The health policy says close more things down and stop people getting about unless it is essential to the NHS, basic utilities and the food supply that they do so. Keep them closed until the disease is tamed enough. The economic policy says close less down, re-open as quickly as possible, try to limit the economic damage.
Judging when to lift the new restrictions becomes the crucial decision. Do it too soon and the disease presumably leaps up again. Leave it too long and big swathes of the UK private sector will be excessively debt ridden or bankrupt.
So it would be good to have a bit more explanation from the epidemiologists how accurate their models are and when they judge it might be safe to reverse these measures. Learning from overseas countries ahead of us on the upwards curve of this disease is a good idea, but we need to understand the different bases of their figures and the big imperfections in them.
Some countries concentrate on testing after death. This can give a high death rate, as many people who get the disease and recover are never tested and counted, whilst many people who may die of something else can have death attributed to the virus they were carrying. There may also be false positives in the tests.
Some countries concentrate on testing those who declare symptoms, who mainly go on to recover. This may well produce a lower death rate, though the figures may still be way out as many people with symptoms or with the mild version of the disease may never report or seek a test. Some countries test key workers and patients at risk, yet another different set of figures.
It would be good to see test results based on a proper sample of the population to know how many already have it, compared to full testing on all those who have died from symptoms like the virus. It is still a medical judgement if the virus killed them. It will also be better when the new test to find those who have recovered from it and now have antibodies against it is available.

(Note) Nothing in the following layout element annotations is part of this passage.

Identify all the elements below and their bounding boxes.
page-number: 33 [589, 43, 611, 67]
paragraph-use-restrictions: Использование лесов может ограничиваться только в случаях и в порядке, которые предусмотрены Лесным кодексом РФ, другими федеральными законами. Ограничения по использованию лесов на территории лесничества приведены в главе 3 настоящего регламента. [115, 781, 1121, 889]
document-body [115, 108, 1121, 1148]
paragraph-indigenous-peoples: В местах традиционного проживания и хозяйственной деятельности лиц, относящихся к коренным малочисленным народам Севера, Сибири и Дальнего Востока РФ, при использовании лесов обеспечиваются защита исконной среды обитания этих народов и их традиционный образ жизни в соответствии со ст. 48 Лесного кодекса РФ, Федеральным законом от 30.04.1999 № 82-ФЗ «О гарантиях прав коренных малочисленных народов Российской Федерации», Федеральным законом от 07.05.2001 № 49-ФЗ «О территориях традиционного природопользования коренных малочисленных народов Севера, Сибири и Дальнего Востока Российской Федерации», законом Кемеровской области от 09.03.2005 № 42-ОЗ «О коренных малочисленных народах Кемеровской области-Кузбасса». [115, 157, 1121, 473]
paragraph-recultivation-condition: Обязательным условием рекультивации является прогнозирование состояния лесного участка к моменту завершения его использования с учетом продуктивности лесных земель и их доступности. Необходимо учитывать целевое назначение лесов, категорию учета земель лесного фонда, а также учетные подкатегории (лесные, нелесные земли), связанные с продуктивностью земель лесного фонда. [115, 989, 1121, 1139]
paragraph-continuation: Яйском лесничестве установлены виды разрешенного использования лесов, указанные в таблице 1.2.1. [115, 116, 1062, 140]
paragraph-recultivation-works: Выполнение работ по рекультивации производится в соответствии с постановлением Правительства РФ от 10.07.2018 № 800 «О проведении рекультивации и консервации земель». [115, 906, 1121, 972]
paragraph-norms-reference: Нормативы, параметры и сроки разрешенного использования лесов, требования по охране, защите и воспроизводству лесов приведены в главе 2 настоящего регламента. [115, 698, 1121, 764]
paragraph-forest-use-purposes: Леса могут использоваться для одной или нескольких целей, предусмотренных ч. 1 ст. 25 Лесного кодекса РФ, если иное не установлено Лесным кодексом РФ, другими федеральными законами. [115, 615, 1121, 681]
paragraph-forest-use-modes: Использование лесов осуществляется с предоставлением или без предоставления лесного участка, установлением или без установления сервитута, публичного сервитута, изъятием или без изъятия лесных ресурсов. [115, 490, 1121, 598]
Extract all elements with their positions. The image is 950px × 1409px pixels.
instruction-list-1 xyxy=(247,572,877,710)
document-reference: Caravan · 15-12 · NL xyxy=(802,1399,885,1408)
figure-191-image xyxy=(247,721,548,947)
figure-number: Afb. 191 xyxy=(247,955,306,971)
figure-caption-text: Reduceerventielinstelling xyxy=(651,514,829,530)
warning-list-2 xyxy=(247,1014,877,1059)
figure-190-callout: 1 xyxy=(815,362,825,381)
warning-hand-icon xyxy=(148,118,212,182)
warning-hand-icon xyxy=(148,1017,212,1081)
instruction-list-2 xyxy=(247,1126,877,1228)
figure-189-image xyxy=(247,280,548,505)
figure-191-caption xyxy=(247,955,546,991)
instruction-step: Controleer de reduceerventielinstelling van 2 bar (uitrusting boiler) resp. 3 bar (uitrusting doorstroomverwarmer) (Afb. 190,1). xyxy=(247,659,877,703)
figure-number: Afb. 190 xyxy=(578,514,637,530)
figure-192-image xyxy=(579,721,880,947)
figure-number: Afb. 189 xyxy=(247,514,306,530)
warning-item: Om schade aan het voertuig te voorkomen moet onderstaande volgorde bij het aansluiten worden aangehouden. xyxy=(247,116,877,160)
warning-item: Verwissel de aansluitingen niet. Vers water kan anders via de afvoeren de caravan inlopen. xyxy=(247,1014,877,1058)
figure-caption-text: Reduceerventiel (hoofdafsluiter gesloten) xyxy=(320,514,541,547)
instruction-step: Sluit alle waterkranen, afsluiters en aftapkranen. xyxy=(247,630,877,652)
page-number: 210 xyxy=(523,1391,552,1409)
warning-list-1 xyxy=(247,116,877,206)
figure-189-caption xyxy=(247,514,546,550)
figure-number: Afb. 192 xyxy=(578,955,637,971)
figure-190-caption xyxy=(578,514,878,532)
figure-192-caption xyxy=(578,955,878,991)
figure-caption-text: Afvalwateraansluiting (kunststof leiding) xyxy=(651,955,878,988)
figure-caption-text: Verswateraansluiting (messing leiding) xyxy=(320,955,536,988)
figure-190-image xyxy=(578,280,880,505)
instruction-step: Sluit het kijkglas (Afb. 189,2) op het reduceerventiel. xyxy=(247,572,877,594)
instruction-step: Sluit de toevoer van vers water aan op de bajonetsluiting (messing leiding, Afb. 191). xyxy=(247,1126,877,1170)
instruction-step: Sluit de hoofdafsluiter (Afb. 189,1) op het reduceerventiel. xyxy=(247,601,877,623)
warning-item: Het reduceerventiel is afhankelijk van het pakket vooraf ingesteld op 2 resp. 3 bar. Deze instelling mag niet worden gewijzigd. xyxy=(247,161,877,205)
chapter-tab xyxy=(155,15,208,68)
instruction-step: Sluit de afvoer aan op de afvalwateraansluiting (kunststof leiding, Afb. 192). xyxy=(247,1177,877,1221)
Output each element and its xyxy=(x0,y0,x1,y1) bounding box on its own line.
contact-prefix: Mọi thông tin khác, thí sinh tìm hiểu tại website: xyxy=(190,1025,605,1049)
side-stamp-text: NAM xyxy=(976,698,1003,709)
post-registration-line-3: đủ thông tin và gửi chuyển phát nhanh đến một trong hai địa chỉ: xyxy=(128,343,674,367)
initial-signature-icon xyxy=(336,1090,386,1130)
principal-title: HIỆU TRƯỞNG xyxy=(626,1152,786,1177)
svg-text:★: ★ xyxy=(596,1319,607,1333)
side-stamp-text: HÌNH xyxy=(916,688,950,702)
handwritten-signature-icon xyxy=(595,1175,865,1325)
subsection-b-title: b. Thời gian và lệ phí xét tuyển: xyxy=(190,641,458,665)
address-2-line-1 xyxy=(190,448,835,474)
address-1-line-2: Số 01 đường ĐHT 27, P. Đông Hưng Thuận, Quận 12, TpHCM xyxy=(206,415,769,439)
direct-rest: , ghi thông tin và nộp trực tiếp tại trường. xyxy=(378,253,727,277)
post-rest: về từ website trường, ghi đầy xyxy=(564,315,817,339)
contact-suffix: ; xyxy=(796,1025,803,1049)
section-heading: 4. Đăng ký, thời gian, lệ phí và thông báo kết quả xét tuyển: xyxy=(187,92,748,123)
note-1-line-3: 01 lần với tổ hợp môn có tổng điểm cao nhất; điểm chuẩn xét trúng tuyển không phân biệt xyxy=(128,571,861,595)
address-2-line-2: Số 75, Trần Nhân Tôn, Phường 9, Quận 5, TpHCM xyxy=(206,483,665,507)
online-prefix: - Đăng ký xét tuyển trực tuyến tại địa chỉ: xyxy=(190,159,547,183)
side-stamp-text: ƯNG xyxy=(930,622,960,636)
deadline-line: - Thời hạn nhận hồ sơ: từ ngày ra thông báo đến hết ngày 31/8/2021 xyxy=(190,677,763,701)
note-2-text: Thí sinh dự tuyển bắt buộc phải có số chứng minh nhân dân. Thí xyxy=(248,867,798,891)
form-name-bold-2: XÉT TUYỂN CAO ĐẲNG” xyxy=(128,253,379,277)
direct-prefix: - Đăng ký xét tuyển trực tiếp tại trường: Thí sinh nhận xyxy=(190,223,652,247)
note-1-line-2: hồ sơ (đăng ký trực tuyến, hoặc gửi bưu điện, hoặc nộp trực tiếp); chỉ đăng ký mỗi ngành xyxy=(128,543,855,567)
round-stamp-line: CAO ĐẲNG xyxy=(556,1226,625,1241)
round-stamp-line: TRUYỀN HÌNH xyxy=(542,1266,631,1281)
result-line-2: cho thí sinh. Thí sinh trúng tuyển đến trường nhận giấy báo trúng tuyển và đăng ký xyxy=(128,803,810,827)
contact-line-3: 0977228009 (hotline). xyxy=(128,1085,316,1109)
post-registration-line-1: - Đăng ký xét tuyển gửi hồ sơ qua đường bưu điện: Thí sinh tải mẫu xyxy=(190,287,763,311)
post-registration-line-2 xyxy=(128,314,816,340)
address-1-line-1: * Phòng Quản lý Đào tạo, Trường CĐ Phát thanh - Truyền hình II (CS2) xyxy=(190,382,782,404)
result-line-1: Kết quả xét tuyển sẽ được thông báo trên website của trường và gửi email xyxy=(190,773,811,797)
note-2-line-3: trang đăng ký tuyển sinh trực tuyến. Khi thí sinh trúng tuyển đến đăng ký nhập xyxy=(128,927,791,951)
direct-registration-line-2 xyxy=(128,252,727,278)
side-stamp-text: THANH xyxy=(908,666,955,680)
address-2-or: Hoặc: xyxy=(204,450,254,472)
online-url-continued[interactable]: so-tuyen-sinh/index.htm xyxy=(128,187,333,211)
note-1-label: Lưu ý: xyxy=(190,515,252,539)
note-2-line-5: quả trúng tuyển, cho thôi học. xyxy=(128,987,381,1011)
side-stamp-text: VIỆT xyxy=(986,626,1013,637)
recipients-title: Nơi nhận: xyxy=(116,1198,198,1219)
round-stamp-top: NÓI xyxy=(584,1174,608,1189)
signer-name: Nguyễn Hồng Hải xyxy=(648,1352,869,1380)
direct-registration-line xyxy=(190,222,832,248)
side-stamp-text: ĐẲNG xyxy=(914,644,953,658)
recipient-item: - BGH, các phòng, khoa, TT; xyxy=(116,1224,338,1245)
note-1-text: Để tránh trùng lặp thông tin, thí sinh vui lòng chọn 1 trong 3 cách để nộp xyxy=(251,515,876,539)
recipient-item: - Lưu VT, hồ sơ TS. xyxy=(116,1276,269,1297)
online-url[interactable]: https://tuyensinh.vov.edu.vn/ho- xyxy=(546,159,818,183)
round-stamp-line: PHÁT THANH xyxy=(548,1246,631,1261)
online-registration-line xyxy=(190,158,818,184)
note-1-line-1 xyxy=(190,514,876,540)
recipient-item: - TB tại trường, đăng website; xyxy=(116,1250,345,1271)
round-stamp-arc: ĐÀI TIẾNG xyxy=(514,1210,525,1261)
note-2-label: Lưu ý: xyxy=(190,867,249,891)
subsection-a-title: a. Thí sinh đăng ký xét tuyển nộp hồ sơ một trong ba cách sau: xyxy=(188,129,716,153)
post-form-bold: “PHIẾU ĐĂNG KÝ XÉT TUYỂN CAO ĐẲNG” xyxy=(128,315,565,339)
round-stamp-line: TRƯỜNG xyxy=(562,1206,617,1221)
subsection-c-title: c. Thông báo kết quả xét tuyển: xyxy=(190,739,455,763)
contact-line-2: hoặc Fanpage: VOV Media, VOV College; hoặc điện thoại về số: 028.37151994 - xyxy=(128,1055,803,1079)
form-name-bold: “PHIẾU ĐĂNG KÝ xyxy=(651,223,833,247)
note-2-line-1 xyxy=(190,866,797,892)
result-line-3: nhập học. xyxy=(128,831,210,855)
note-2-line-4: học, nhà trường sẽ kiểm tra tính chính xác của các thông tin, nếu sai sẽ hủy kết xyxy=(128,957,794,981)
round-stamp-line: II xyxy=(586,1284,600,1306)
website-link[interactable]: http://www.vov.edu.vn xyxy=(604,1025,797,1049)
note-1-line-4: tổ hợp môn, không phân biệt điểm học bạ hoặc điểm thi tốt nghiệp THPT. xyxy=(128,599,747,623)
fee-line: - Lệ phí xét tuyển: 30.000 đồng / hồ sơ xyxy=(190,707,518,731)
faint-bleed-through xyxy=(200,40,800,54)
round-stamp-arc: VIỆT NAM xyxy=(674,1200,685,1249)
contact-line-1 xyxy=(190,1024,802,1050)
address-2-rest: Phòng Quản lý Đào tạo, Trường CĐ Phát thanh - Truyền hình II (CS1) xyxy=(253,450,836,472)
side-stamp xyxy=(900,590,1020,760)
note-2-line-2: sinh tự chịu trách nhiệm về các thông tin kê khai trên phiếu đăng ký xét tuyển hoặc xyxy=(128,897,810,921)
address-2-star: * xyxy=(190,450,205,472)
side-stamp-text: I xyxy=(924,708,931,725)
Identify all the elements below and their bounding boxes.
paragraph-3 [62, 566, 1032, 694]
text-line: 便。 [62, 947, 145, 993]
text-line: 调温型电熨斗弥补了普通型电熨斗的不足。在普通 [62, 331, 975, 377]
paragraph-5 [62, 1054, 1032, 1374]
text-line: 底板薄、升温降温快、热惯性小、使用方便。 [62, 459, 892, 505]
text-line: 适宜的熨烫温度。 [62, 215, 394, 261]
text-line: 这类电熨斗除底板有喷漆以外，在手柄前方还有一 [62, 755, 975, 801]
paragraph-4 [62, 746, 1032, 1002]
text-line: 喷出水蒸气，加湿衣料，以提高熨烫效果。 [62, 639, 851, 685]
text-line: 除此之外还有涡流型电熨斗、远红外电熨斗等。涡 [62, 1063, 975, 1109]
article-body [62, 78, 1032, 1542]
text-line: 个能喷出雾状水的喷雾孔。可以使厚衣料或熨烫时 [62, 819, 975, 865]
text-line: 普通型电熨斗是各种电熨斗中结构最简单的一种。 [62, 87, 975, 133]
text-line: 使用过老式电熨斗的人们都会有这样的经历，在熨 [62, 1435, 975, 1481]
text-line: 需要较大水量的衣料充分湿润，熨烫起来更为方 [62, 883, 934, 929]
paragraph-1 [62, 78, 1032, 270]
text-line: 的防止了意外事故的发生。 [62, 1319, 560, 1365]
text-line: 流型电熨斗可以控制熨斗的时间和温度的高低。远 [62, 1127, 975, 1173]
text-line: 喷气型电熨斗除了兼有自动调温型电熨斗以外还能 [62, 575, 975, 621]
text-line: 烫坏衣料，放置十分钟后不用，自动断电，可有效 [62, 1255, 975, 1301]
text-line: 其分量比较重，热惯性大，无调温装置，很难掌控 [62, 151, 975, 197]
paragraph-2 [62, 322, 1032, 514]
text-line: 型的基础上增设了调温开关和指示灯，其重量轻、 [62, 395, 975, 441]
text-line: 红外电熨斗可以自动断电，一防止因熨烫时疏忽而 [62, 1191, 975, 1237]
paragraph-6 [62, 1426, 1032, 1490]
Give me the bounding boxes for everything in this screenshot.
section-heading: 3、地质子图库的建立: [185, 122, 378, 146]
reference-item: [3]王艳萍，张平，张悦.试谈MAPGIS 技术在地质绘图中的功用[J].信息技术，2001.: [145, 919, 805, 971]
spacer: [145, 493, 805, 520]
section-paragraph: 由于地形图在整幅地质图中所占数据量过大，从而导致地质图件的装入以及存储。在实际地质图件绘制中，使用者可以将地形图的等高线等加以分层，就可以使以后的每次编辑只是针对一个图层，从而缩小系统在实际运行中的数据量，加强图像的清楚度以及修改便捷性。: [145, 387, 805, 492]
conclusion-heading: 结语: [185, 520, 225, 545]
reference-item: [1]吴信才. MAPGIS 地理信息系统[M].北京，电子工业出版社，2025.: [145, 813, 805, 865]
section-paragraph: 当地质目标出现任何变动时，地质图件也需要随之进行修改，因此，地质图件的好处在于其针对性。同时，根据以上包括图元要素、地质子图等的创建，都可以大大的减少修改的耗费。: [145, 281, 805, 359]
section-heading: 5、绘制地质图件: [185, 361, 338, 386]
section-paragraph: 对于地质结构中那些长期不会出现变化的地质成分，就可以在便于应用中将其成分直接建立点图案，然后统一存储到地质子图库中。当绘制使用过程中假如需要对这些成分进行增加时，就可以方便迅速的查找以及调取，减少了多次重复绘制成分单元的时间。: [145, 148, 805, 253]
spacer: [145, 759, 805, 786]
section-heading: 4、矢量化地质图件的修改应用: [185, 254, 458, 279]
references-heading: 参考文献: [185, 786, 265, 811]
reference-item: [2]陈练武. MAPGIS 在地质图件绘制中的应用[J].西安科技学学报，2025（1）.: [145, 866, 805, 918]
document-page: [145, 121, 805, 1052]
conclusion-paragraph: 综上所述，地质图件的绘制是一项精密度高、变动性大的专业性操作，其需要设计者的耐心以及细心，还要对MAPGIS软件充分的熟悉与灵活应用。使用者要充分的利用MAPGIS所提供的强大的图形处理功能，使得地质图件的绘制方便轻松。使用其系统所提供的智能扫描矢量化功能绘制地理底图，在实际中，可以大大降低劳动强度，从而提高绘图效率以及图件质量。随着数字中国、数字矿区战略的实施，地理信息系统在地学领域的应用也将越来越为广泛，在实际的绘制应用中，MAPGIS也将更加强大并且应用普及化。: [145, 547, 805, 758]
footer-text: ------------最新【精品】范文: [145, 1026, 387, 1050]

In the meantime government faces a difficult dilemma. Which of the many reports of various death rates and rates of new infection does it believe or does it think we are most likely to follow? At what point would it be safe to reverse these measures? When will we have in place sufficient tests to make the numbers more reliable than many of those from around the world using selective testing? People’s lives depend on these numbers . Millions of people’s livelihoods also depend on them, so they better be available soon and they better be reasonably accurate. The only justification for the economic misery is that the measures save lives. Giving businesses a better idea of how long it may take would also assist their plans and their financings.